Ablation studies in the paper demonstrate that each of the proposed corrections (enhanced bias handling, adaptive \(\varepsilon_t\), Riemannian weight decay, and natural gradient clipping) contributes positively to the overall performance improvement.
7. Summary & Takeaways
Viewing Adam through the lens of information geometry reveals it as an approximation to natural gradient descent using a diagonal empirical Fisher Information Matrix. This perspective highlights:
- Adam’s Strength: Its adaptive per-parameter learning rates derived from \(v_t\) (approximating \(F_\text{diag}\)) can be seen as a computationally cheap way to harness some benefits of NGD.
- Adam’s “Kludges”: The specific ways Adam implements its EMAs, bias correction, and handles \(\varepsilon\) are heuristics that can deviate from a pure InfoGeo approach. The validity of the FIM approximation is also conditional on the loss function.
FAdam attempts to “clean up these kludges” by:
- Using more theoretically grounded bias corrections.
- Employing an adaptive \(\varepsilon_t\).
- Implementing weight decay and gradient clipping in a way that is consistent with the Riemannian geometry.
Practical Guidance:
- When using Adam (or FAdam) and aiming for an InfoGeo interpretation, prefer loss functions that are negative log-likelihoods of discrete distributions (e.g., categorical cross-entropy for classification).
- Consider FAdam’s corrections if a more principled and potentially higher-performing adaptive optimizer is desired, especially for models where the InfoGeo perspective is relevant.
This exploration underscores that the development of optimization algorithms benefits immensely from a deep understanding of underlying mathematical principles, connecting heuristic successes to more rigorous theoretical frameworks.
8. Further Reading and References
- Hwang, D. (2024). FAdam: Adam is a Natural Gradient Optimizer Using Diagonal Empirical Fisher Information. arXiv:2405.12807. (arXiv, OpenReview)
- Kingma, D. P., & Ba, J. (2015). Adam: A Method for Stochastic Optimization. arXiv:1412.6980. (arXiv)

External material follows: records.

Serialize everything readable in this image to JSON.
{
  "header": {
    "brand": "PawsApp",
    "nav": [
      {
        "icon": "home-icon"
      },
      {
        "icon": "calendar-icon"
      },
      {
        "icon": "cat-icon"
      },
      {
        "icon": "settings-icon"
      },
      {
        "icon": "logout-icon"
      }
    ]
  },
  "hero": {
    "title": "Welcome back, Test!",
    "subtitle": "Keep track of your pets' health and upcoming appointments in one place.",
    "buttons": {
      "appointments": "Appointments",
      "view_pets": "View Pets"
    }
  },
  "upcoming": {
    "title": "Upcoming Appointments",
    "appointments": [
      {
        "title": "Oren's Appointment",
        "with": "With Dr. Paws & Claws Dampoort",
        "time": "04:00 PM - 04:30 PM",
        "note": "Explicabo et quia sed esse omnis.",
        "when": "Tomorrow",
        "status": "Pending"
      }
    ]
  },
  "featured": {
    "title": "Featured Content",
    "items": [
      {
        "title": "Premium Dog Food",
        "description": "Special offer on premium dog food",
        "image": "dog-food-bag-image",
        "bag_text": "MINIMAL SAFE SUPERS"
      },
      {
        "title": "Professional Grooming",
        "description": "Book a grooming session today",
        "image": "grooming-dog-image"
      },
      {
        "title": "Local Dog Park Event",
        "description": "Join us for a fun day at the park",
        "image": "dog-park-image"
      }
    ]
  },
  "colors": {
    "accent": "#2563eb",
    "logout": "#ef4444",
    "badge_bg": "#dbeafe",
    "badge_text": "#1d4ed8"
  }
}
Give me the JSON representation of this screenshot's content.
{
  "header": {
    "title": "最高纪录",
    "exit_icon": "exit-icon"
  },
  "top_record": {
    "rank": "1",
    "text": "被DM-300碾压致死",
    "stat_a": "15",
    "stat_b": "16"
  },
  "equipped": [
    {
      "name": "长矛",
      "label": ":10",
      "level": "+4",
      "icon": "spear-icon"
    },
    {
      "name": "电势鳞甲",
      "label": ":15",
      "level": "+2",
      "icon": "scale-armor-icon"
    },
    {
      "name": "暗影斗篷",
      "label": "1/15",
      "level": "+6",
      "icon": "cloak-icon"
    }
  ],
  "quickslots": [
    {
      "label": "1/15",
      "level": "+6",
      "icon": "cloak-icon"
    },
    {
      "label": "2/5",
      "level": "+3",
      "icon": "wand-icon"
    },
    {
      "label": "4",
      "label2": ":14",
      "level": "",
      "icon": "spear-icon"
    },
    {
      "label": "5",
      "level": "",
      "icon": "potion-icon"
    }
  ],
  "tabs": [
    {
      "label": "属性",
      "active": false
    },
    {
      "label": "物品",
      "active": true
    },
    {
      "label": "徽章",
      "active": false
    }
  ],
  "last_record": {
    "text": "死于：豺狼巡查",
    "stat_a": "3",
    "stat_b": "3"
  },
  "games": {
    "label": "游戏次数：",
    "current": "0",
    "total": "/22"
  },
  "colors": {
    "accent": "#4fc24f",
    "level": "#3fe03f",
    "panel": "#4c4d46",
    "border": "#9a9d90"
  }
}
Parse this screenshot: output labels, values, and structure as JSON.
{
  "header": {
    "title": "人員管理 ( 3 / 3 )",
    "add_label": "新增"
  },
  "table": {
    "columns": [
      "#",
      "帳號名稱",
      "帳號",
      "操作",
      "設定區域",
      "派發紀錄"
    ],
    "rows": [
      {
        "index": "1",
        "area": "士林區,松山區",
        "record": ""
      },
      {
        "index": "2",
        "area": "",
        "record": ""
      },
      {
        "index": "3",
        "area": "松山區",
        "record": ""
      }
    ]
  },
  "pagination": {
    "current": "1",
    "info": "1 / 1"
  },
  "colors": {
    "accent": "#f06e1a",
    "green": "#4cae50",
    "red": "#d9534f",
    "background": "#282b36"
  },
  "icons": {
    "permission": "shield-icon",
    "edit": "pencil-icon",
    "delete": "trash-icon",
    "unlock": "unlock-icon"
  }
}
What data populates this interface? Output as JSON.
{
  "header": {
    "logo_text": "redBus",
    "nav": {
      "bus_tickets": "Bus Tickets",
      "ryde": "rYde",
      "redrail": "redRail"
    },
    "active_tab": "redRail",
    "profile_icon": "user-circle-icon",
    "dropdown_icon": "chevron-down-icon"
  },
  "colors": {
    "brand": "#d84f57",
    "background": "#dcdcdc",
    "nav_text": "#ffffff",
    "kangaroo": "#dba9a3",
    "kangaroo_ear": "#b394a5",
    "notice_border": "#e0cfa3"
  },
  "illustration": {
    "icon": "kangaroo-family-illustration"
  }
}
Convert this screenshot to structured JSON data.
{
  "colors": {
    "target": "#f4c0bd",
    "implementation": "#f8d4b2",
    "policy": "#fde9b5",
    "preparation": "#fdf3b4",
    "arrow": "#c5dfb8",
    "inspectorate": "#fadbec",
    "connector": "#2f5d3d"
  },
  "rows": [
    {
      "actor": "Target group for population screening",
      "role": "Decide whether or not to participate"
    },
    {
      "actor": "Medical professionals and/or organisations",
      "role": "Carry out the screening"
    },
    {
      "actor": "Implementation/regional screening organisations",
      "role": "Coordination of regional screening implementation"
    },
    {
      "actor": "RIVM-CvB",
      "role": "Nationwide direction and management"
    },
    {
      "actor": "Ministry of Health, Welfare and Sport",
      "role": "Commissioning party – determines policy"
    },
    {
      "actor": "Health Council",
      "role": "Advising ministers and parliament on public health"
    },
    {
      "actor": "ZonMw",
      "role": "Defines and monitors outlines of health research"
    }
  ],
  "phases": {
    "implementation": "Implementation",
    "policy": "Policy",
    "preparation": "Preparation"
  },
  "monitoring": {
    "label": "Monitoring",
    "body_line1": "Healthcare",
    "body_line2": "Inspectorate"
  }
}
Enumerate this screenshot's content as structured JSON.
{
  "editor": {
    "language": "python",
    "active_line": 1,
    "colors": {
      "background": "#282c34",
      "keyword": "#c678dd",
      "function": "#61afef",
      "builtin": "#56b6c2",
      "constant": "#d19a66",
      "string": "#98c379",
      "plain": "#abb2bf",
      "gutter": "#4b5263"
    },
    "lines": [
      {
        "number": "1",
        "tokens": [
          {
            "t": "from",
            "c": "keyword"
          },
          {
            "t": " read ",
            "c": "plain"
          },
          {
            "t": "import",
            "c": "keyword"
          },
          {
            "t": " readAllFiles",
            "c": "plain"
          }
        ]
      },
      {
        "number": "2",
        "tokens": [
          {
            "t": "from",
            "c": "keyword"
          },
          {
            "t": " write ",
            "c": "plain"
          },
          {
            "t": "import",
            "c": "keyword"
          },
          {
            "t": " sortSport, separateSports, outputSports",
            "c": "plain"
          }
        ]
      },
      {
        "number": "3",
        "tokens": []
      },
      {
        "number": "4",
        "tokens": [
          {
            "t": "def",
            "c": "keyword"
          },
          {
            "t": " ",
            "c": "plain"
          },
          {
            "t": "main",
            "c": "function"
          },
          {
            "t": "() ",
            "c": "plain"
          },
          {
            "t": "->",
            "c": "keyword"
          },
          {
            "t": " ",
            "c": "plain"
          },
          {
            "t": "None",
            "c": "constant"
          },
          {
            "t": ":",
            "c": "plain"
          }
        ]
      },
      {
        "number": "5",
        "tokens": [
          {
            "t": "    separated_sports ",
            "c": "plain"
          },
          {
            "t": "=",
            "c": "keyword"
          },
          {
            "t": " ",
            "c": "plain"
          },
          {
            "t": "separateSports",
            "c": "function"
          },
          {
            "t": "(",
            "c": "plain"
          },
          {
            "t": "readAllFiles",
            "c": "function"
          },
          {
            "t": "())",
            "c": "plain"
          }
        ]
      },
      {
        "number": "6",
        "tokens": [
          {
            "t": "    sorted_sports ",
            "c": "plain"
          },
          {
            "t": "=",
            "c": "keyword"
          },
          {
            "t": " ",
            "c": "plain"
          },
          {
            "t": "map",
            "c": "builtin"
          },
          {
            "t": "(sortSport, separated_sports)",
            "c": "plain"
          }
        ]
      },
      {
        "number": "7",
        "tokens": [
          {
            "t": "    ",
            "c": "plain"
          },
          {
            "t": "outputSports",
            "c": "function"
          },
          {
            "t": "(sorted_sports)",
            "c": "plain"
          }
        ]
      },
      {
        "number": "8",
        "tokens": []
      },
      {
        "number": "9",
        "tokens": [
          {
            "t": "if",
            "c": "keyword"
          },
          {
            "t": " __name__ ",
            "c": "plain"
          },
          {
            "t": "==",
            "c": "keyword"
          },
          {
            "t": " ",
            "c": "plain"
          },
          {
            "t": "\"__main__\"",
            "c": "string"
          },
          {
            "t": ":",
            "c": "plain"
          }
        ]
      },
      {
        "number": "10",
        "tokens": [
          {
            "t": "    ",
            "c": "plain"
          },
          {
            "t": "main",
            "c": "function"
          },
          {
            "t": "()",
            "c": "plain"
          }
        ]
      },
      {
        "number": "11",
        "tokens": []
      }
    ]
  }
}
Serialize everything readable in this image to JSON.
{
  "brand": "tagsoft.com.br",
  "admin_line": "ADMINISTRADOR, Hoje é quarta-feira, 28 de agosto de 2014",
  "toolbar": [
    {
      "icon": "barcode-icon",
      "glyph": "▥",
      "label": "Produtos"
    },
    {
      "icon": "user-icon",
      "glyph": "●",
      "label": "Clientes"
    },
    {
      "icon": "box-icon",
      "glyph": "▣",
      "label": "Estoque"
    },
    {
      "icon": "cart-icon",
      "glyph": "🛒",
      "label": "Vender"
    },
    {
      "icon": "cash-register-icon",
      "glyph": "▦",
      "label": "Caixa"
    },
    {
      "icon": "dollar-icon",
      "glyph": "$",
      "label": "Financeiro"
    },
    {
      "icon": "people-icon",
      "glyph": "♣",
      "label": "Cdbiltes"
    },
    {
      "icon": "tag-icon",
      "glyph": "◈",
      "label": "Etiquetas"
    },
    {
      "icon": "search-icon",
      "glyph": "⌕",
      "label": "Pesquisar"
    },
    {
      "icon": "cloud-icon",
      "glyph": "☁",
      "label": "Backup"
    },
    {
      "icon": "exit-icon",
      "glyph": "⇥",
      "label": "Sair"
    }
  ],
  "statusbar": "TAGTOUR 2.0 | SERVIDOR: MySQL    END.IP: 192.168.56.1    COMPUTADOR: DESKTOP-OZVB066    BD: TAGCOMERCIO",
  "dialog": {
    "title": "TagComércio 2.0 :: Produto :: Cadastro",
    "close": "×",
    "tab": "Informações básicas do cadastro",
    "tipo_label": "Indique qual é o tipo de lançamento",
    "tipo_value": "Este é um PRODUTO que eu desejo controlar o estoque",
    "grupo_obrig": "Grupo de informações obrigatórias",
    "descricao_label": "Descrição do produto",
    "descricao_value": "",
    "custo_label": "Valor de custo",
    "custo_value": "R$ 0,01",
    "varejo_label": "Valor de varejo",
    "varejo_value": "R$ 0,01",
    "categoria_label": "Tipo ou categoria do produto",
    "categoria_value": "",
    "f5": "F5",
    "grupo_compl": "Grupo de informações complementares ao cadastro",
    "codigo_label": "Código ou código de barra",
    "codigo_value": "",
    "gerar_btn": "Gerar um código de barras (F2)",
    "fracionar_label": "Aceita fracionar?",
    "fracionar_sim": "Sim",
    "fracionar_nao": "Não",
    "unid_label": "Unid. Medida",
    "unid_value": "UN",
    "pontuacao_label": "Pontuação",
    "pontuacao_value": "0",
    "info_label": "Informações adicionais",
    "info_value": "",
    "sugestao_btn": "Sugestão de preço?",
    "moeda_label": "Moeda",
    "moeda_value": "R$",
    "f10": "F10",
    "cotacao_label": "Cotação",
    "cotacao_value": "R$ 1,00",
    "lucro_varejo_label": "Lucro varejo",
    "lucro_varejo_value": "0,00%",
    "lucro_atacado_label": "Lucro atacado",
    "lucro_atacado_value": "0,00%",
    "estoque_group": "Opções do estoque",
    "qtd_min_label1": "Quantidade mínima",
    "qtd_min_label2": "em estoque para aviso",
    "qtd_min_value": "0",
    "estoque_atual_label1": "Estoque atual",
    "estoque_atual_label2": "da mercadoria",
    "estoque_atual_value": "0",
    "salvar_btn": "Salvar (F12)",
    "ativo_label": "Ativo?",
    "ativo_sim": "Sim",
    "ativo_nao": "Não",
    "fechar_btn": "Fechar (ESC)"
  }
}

- Kunstner, F., Balles, L., & Hennig, P. (2019). Limitations of the Empirical Fisher Approximation for Natural Gradient Descent. arXiv:1905.12558. (arXiv)
- Martens, J. (2020). New insights and perspectives on the natural gradient method. Journal of Machine Learning Research, 21(146), 1-76.
- Amari, S. (1998). Natural Gradient Works Efficiently in Learning. Neural Computation, 10(2), 251-276.
This post aimed to elucidate the connection between Adam and natural gradient descent through the diagonal empirical Fisher approximation, drawing heavily on the recent work on FAdam. By understanding these connections, we can better appreciate the behavior of existing optimizers and contribute to the design of new, more effective methods.